La depressione è solo il risultato di uno squilibrio biochimico del cervello?

La depressione è solo il risultato di uno squilibrio biochimico del cervello?

I Disturbi Depressivi sono caratterizzati dalla presenza di un umore depresso per la maggior parte della giornata, tanto grave e persistente da interferire con il normale funzionamento della persona, con riduzione di interesse e piacere per le attività e presenza di sentimenti di bassa autostima e sensi di colpa.

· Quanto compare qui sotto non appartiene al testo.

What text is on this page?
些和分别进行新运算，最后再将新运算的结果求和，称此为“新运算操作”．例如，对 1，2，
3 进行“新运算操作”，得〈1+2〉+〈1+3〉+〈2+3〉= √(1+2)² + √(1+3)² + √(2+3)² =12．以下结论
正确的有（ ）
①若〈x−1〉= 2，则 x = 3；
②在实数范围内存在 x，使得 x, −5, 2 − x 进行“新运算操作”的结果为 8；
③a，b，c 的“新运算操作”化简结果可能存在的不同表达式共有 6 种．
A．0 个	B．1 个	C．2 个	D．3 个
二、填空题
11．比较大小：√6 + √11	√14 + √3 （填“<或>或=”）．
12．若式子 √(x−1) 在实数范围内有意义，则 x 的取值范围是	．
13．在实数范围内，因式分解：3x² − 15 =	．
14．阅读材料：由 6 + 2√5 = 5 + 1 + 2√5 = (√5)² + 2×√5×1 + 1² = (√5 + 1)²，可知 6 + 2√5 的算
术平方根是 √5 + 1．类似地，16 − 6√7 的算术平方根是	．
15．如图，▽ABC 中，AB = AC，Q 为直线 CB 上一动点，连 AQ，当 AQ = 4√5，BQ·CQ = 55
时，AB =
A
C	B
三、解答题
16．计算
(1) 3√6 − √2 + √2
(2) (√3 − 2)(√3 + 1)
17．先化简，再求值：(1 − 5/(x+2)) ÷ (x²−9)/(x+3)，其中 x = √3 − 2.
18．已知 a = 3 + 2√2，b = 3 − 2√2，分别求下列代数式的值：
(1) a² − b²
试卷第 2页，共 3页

Le cause multifattoriali della depressione hanno sempre incluso l’insieme dei fattori bio-psico-sociali. Vi è quindi la concomitanza presenza di più elementi, che su una base di vulnerabilità personale ed ereditaria, che predispongono o meno, la persona ad un’inclinazione e/o proprio sviluppo di una depressione.

Da un punto di vista neuropsicologico le aree principalmente coinvolte nella depressione sono 
le aree prefrontale, il cingolo anteriore e il sistema limbico, collegati da una serie di circuiti a essi correlati (Beevers, 2005).

Inoltre, l’insorgere della depressione è stata da sempre correlata alla precisa azione di alcuni neurotrasmettitori (Korb, 2015), evidenziando come la depressione sia determinata da bassi livelli di noradrenalina, serotonina o dopamina.

Ma la depressione è davvero il prodotto della biochimica del cervello e dei livelli di serotonina?

A smentire tale affermazione oggi è una “systematic umbrella review” delle evidenze, di cui ne dà notizia il Davide Lazzari, Presidente Consiglio Nazionale Ordine degli Psicolgi.

Si tratterebbe di un’analisi di studi internazionali coordinata da Joanna Moncrieff e Mark Horowitz che dimostrerebbero, dati alla mano, come  “la ricerca non supporta l’ipotesi che la depressione è causata da bassi livelli di serotonina”.

Alcuni risultati sono addirittura paradossali: l’attività serotoninergica risulta superiore nei soggetti depressi. Ci sono studi che hanno valutato nel tempo una riduzione dei livelli di s. prodotti artificialmente in soggetti volontari non trovando nessun effetto depressivo.

Queste evidenze scientifiche in controtendenza con la letteratura finora prodotta, aprono sicuramente una riflessione importante e da non sottovalutare: l’idea cioè che pensare alla depressione preferenzialmente come ‘un prodotto della biochimica del cervello’ abbia nel tempo, e per lungo tempo, generato l’esclusivo bisogno (o meglio sarebbe dire abuso) del farmaco per ristabilire gli squilibri serotoninergici; e non solo, con conseguente atteggiamento pessimistico e fatalistico nelle persone rispetto al problema.

 

Cia auguriamo che, ulteriori studi, approfondiscano tale tema, per offrire a chi soffre di disturbi depressivi e ai loro familiari, delle risorse diversificate ai loro bisogni.